Calcutta, March 28: Steelmakers appear to be bracing for a showdown with an inflation-spooked government by raising prices soon.

Industry executives from the public and private sectors indicated that there was a case for a Rs 1,000 to Rs 2,500 per tonne increase in various product categories and a decision could be taken by the weekend.

Steel companies generally take a call on prices on the first day of every month. In March, they had rolled back prices voluntarily after the Centre came down heavily on cement companies for raising prices.

However, the cement companies stood firm and did not yield to the government pressure. Steelmakers might have been cowed in early March, but they seem to be ready to take on the Centre this time like their counterparts in the cement industry.

In Budget 2007, finance minister P. Chidambaram had imposed an additional excise duty of Rs 200 on a 50-kg cement bag sold at more than Rs 190. At the same time, he reduced the duty by Rs 50 in case the bag sold at less than Rs 190.

Instead of buckling under pressure and bringing down prices, cement makers passed on the additional burden of excise duty to consumers by raising prices.

The finance and commerce ministers met cement manufacturers several times but they refused to relent.

Emboldened by the cement makers’ stand, steel companies now want to test the waters. “We are not sure what the government’s reaction will be.
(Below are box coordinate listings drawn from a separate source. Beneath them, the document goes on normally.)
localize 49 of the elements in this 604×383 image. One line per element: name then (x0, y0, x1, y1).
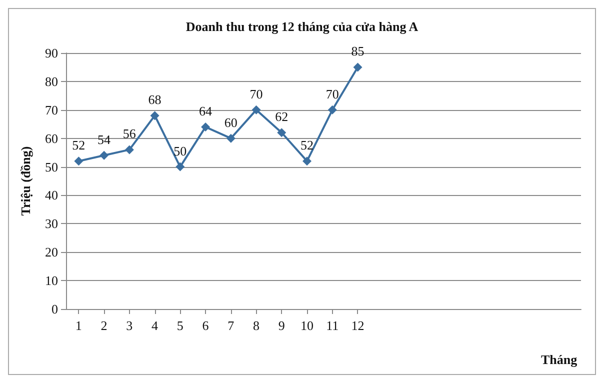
y-tick-label: 0 (52, 302, 58, 316)
y-tick-label: 20 (45, 244, 58, 260)
x-tick-label: 1 (75, 318, 82, 333)
point (124, 145, 134, 154)
point (74, 156, 84, 166)
data-label: 52 (300, 138, 314, 153)
x-tick-label: 4 (152, 318, 159, 333)
data-label: 70 (250, 86, 263, 102)
x-tick-label: 3 (126, 318, 133, 333)
y-tick-label: 30 (45, 216, 58, 232)
x-axis-title: Tháng (541, 352, 578, 367)
data-label: 62 (275, 109, 288, 124)
point (353, 62, 362, 72)
y-tick-label: 10 (45, 273, 58, 288)
x-tick-label: 6 (202, 318, 210, 333)
point (226, 134, 236, 143)
data-label: 56 (122, 126, 136, 142)
y-tick-label: 70 (45, 102, 58, 118)
x-tick-label: 2 (100, 318, 108, 333)
data-label: 54 (98, 132, 112, 147)
y-tick-label: 40 (45, 188, 58, 203)
point (328, 105, 337, 114)
chart-title: Doanh thu trong 12 tháng của cửa hàng A (186, 19, 419, 34)
data-label: 68 (148, 92, 162, 108)
x-tick-label: 12 (351, 318, 364, 333)
point (150, 111, 160, 120)
data-label: 85 (351, 44, 364, 59)
data-label: 60 (224, 114, 238, 130)
point (100, 150, 109, 160)
x-tick-label: 5 (176, 318, 184, 333)
data-label: 64 (199, 103, 213, 118)
y-tick-label: 60 (45, 130, 58, 146)
x-tick-label: 7 (228, 318, 235, 333)
data-label: 50 (174, 143, 187, 158)
point (252, 105, 261, 114)
data-label: 70 (326, 86, 339, 102)
x-tick-label: 11 (326, 318, 339, 333)
y-tick-label: 90 (45, 46, 58, 60)
y-tick-label: 50 (45, 159, 58, 174)
point (277, 128, 286, 138)
x-tick-label: 8 (253, 318, 260, 333)
x-tick-label: 10 (300, 318, 314, 333)
point (201, 122, 210, 132)
point (302, 156, 312, 166)
x-tick-label: 9 (278, 318, 285, 333)
point (176, 162, 185, 172)
y-axis-title: Triệu (đồng) (18, 146, 33, 216)
data-label: 52 (72, 138, 86, 153)
y-tick-label: 80 (45, 74, 58, 89)
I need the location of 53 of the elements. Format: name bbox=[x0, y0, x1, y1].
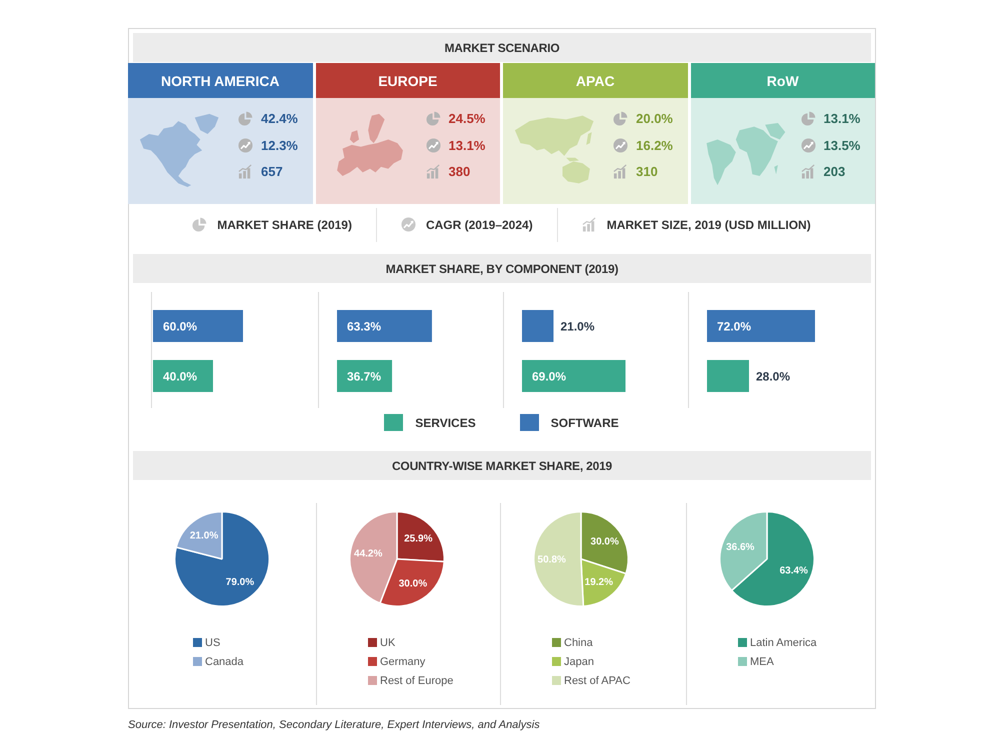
data-label: 12.3% bbox=[261, 136, 298, 154]
legend-label: China bbox=[564, 636, 593, 648]
legend-label: Latin America bbox=[750, 636, 817, 648]
legend-label: Germany bbox=[380, 656, 426, 668]
category-label: NORTH AMERICA bbox=[160, 72, 280, 90]
data-label: 310 bbox=[636, 163, 658, 180]
data-label: 42.4% bbox=[261, 110, 298, 127]
category-label: EUROPE bbox=[377, 72, 438, 90]
category-label: RoW bbox=[766, 72, 800, 90]
data-label: 36.6% bbox=[726, 542, 755, 553]
legend-label: US bbox=[205, 636, 220, 648]
legend-label: CAGR (2019–2024) bbox=[426, 218, 533, 232]
data-label: 24.5% bbox=[448, 110, 486, 127]
data-label: 50.8% bbox=[538, 554, 566, 566]
data-label: 13.1% bbox=[448, 136, 486, 154]
data-label: 63.3% bbox=[347, 319, 382, 334]
data-label: 69.0% bbox=[532, 369, 566, 384]
data-label: 25.9% bbox=[404, 534, 433, 545]
category-label: APAC bbox=[574, 72, 616, 90]
data-label: 19.2% bbox=[584, 577, 614, 588]
legend-label: MARKET SIZE, 2019 (USD MILLION) bbox=[606, 218, 811, 232]
legend-label: SERVICES bbox=[415, 416, 476, 430]
legend-label: Canada bbox=[205, 656, 244, 668]
data-label: 13.5% bbox=[824, 136, 860, 154]
text: MARKET SCENARIO bbox=[133, 33, 871, 62]
text: MARKET SHARE, BY COMPONENT (2019) bbox=[133, 254, 871, 283]
data-label: 21.0% bbox=[190, 530, 218, 542]
data-label: 13.1% bbox=[824, 110, 860, 127]
legend-label: MARKET SHARE (2019) bbox=[217, 218, 352, 232]
source-note: Source: Investor Presentation, Secondary Literature, Expert Interviews, and Analysis bbox=[128, 719, 540, 731]
data-label: 28.0% bbox=[756, 369, 790, 384]
data-label: 40.0% bbox=[163, 369, 198, 384]
data-label: 44.2% bbox=[354, 548, 382, 560]
data-label: 21.0% bbox=[560, 319, 595, 334]
text: COUNTRY-WISE MARKET SHARE, 2019 bbox=[133, 451, 871, 480]
data-label: 657 bbox=[261, 163, 283, 180]
legend-label: Rest of Europe bbox=[380, 674, 454, 686]
data-label: 72.0% bbox=[717, 319, 752, 334]
legend-label: MEA bbox=[750, 656, 774, 668]
data-label: 30.0% bbox=[590, 536, 619, 548]
data-label: 79.0% bbox=[226, 576, 254, 588]
data-label: 20.0% bbox=[636, 110, 673, 127]
data-label: 36.7% bbox=[347, 369, 382, 384]
data-label: 203 bbox=[824, 163, 846, 180]
data-label: 63.4% bbox=[780, 566, 808, 577]
legend-label: UK bbox=[380, 636, 396, 648]
data-label: 30.0% bbox=[398, 578, 428, 590]
legend-label: SOFTWARE bbox=[550, 416, 619, 430]
legend-label: Rest of APAC bbox=[564, 674, 630, 686]
data-label: 16.2% bbox=[636, 136, 673, 154]
legend-label: Japan bbox=[564, 656, 594, 668]
data-label: 60.0% bbox=[163, 319, 198, 334]
data-label: 380 bbox=[448, 163, 470, 180]
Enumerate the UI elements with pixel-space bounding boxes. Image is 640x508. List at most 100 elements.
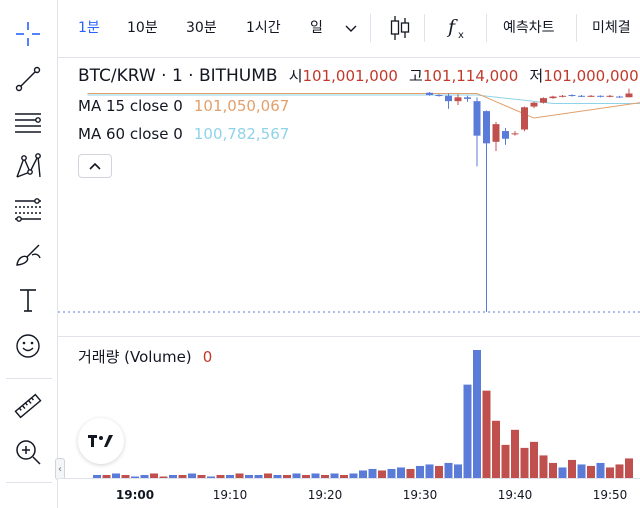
open-label: 시 bbox=[288, 67, 303, 85]
volume-bar bbox=[216, 474, 225, 478]
volume-bar bbox=[587, 465, 595, 478]
volume-bar bbox=[302, 474, 310, 478]
volume-bar bbox=[397, 467, 405, 478]
tradingview-logo[interactable] bbox=[78, 418, 124, 464]
candle-body bbox=[559, 95, 566, 97]
candle-body bbox=[597, 95, 604, 97]
volume-bar bbox=[416, 465, 424, 478]
ruler-icon[interactable] bbox=[8, 388, 48, 424]
volume-bar bbox=[558, 467, 567, 478]
unfilled-orders-button[interactable]: 미체결 bbox=[592, 20, 631, 36]
toolbar-divider bbox=[576, 14, 577, 42]
volume-bar bbox=[93, 474, 101, 478]
ma15-legend[interactable]: MA 15 close 0 101,050,067 bbox=[78, 96, 289, 115]
ma15-label: MA 15 close 0 bbox=[78, 97, 183, 115]
trend-line-icon[interactable] bbox=[8, 60, 48, 96]
candle-body bbox=[445, 95, 452, 102]
volume-bar bbox=[577, 464, 586, 478]
candle-body bbox=[454, 97, 462, 102]
volume-bar bbox=[606, 467, 614, 478]
high-value: 101,114,000 bbox=[422, 67, 519, 85]
volume-bar bbox=[387, 468, 396, 478]
volume-bar bbox=[406, 468, 415, 478]
svg-text:x: x bbox=[458, 30, 464, 41]
volume-bar bbox=[292, 473, 301, 478]
candle-body bbox=[625, 93, 633, 98]
volume-bar bbox=[121, 474, 130, 478]
high-label: 고 bbox=[409, 67, 423, 85]
candle-body bbox=[502, 131, 509, 139]
time-axis[interactable]: 19:00 19:10 19:20 19:30 19:40 19:50 bbox=[58, 478, 640, 508]
emoji-icon[interactable] bbox=[8, 328, 48, 364]
volume-bar bbox=[435, 465, 443, 478]
volume-bar bbox=[530, 441, 538, 478]
interval-1h-button[interactable]: 1시간 bbox=[246, 20, 281, 36]
pattern-icon[interactable] bbox=[8, 148, 48, 184]
volume-bar bbox=[283, 474, 291, 478]
interval-10m-button[interactable]: 10분 bbox=[127, 20, 158, 36]
text-icon[interactable] bbox=[8, 282, 48, 318]
toolbar-divider bbox=[6, 378, 52, 379]
volume-legend[interactable]: 거래량 (Volume) 0 bbox=[78, 346, 212, 367]
crosshair-icon[interactable] bbox=[8, 16, 48, 52]
toolbar-divider bbox=[370, 14, 371, 42]
volume-bar bbox=[150, 473, 158, 478]
chart-area[interactable]: BTC/KRW · 1 · BITHUMB 시101,001,000 고101,… bbox=[58, 58, 640, 508]
toolbar-divider bbox=[6, 482, 52, 483]
volume-bar bbox=[625, 458, 633, 478]
volume-bar bbox=[321, 474, 329, 478]
fib-icon[interactable] bbox=[8, 192, 48, 228]
ma60-legend[interactable]: MA 60 close 0 100,782,567 bbox=[78, 124, 289, 143]
volume-bar bbox=[112, 473, 120, 478]
candle-body bbox=[464, 97, 471, 99]
volume-value: 0 bbox=[202, 348, 213, 366]
volume-bar bbox=[501, 444, 510, 478]
ma15-value: 101,050,067 bbox=[193, 97, 290, 115]
volume-bar bbox=[473, 350, 481, 478]
candle-body bbox=[511, 133, 519, 135]
volume-bar bbox=[359, 470, 367, 478]
chevron-down-icon[interactable] bbox=[344, 15, 358, 43]
horizontal-lines-icon[interactable] bbox=[8, 104, 48, 140]
legend-collapse-button[interactable] bbox=[78, 154, 112, 178]
volume-bar bbox=[454, 464, 462, 478]
time-tick: 19:30 bbox=[402, 488, 438, 502]
ma60-value: 100,782,567 bbox=[193, 125, 290, 143]
time-tick: 19:10 bbox=[212, 488, 248, 502]
volume-bar bbox=[511, 429, 519, 478]
volume-bar bbox=[169, 474, 177, 478]
zoom-in-icon[interactable] bbox=[8, 434, 48, 470]
volume-bar bbox=[245, 474, 253, 478]
ma15-line bbox=[87, 93, 640, 119]
candle-body bbox=[616, 96, 623, 98]
time-tick: 19:40 bbox=[497, 488, 533, 502]
candle-body bbox=[549, 96, 557, 99]
volume-bar bbox=[615, 464, 624, 478]
volume-bar bbox=[235, 473, 244, 478]
volume-bar bbox=[539, 455, 548, 478]
symbol-label[interactable]: BTC/KRW · 1 · BITHUMB bbox=[78, 66, 278, 86]
chart-plot[interactable] bbox=[58, 58, 640, 508]
volume-bar bbox=[520, 447, 529, 478]
candle-body bbox=[568, 95, 576, 97]
volume-bar bbox=[378, 470, 386, 478]
candle-style-icon[interactable] bbox=[388, 13, 412, 41]
brush-icon[interactable] bbox=[8, 236, 48, 272]
interval-30m-button[interactable]: 30분 bbox=[186, 20, 217, 36]
volume-bar bbox=[273, 474, 282, 478]
toolbar-divider bbox=[424, 14, 425, 42]
volume-bar bbox=[264, 473, 272, 478]
volume-bar bbox=[596, 462, 605, 478]
volume-label: 거래량 (Volume) bbox=[78, 348, 192, 366]
period-select[interactable]: 일 bbox=[310, 20, 323, 36]
candle-body bbox=[435, 95, 443, 97]
volume-bar bbox=[131, 476, 139, 478]
open-value: 101,001,000 bbox=[302, 67, 398, 85]
prediction-chart-button[interactable]: 예측차트 bbox=[503, 20, 555, 36]
candle-body bbox=[587, 95, 595, 97]
volume-bar bbox=[159, 476, 168, 478]
interval-1m-button[interactable]: 1분 bbox=[78, 20, 100, 36]
pane-separator[interactable] bbox=[58, 336, 640, 337]
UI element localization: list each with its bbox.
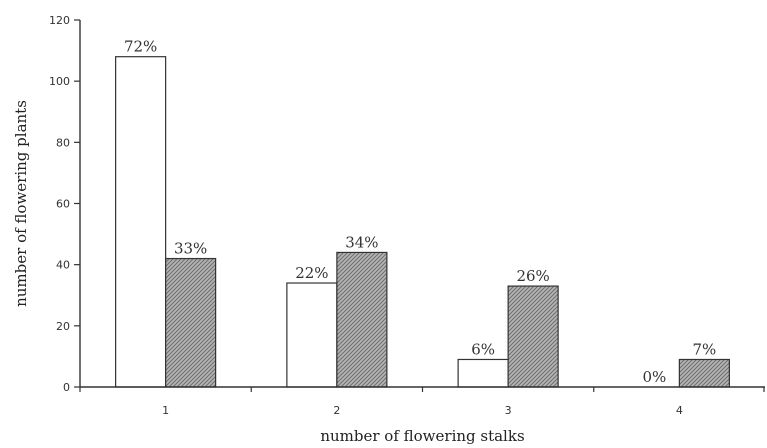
- bar-series2-1: [165, 257, 217, 388]
- x-tick-label: 1: [162, 404, 169, 417]
- bar-series1-2: [286, 282, 338, 388]
- bar-labels: 72% 22% 6% 0% 33% 34% 26% 7%: [124, 38, 716, 386]
- x-tick-label: 2: [333, 404, 340, 417]
- bar-series1-3: [457, 358, 509, 388]
- bar-series2-3: [507, 285, 559, 388]
- data-label: 72%: [124, 38, 157, 56]
- bars: [115, 56, 730, 388]
- y-tick-label: 100: [49, 75, 70, 88]
- x-axis-title: number of flowering stalks: [320, 427, 524, 445]
- bar-series1-1: [115, 56, 167, 388]
- y-tick-label: 0: [63, 381, 70, 394]
- y-tick-label: 20: [56, 320, 70, 333]
- y-tick-label: 120: [49, 14, 70, 27]
- bar-series2-4: [678, 358, 730, 388]
- data-label: 34%: [345, 233, 378, 251]
- x-tick-label: 3: [505, 404, 512, 417]
- data-label: 6%: [471, 340, 495, 358]
- y-tick-label: 80: [56, 136, 70, 149]
- x-axis-ticks: 1 2 3 4: [79, 387, 765, 417]
- x-tick-label: 4: [676, 404, 683, 417]
- data-label: 26%: [516, 267, 549, 285]
- y-axis-title: number of flowering plants: [12, 100, 30, 307]
- y-tick-label: 40: [56, 259, 70, 272]
- bar-series2-2: [336, 251, 388, 388]
- data-label: 22%: [295, 264, 328, 282]
- y-axis-ticks: 0 20 40 60 80 100 120: [49, 14, 80, 394]
- y-tick-label: 60: [56, 198, 70, 211]
- data-label: 33%: [174, 240, 207, 258]
- data-label: 0%: [642, 368, 666, 386]
- data-label: 7%: [692, 340, 716, 358]
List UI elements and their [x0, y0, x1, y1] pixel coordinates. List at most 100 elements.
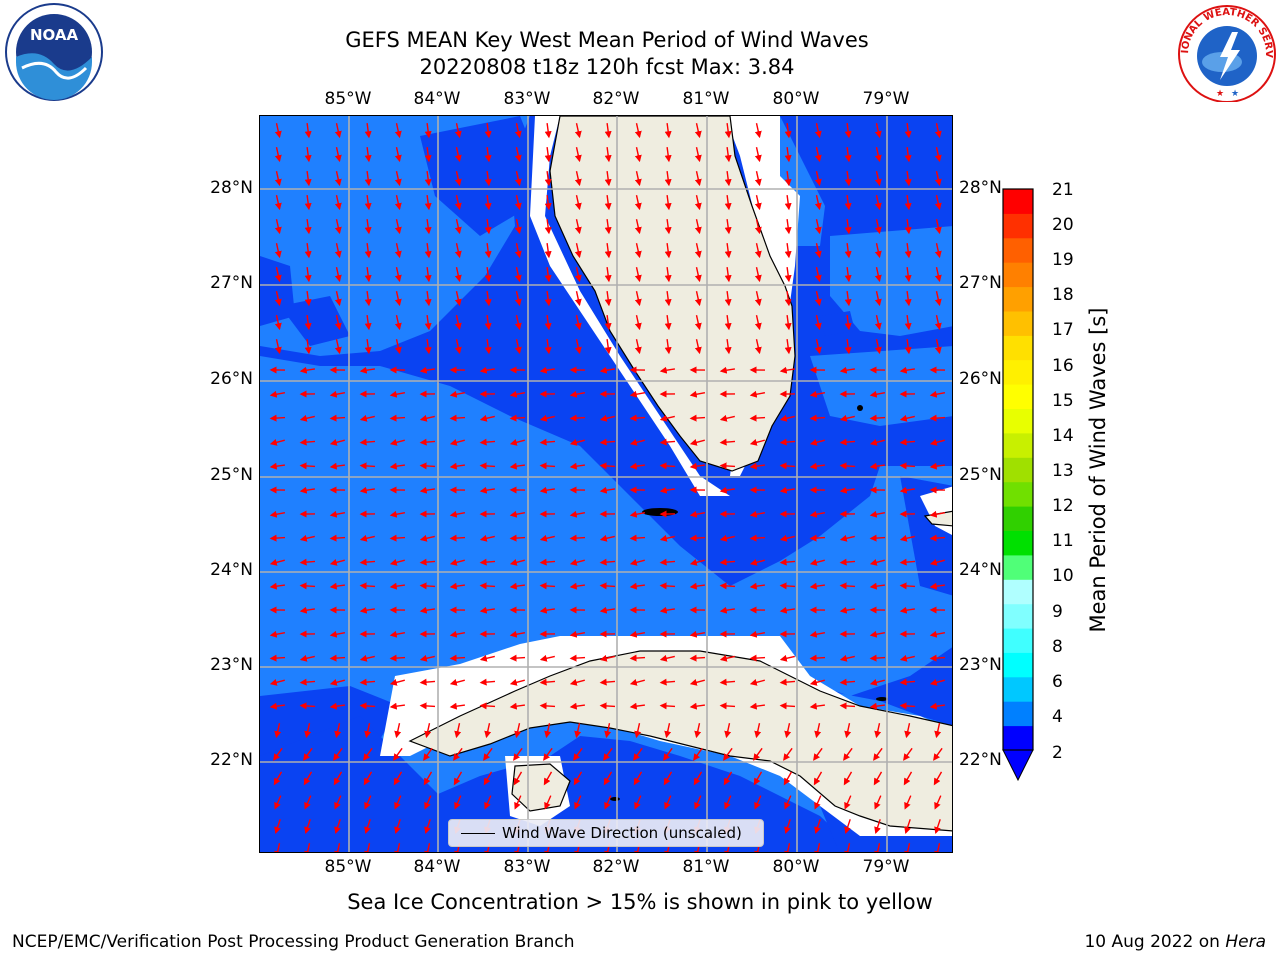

But the mood is certainly in favour of a hike,” a PSU steel executive told The Telegraph.

Landed prices of imported steel is on an average $30 higher than domestic products.

On top of that, international steel prices are set to rise by another $30 to $50 from April onwards. “There can be a case for Rs 1,000 to Rs 2,500 per tonne increase,” a steel industry executive said.

In some product categories, the price differential is as high as Rs 3,000 a tonne.

However, steel companies could settle for a Rs 1,000-1,500 increase so as not to irk the government.

Incidentally, steel secretary R.S. Pandey had said steel companies rolled back prices keeping in mind the government’s concern over inflationary trends in the economy.

After meeting the CEOs of steel companies where they announced a rollback, Pandey had said the companies’ profitability would not be affected by the roll back.

Internationally, steel prices are ruling between $610 and $650 a tonne across various continents. In India, landed prices are calculated after adding 5 per cent import duty.

About a year back, steel companies were lobbying for increasing import duty following heavy imports from CIS countries.

“The user industry took advantage of cheap imports then. Now that international prices are higher, why should we not raise prices,” a steel industry executive argued. Some sections within the industry also say they would consider an export option if such price distortion continues.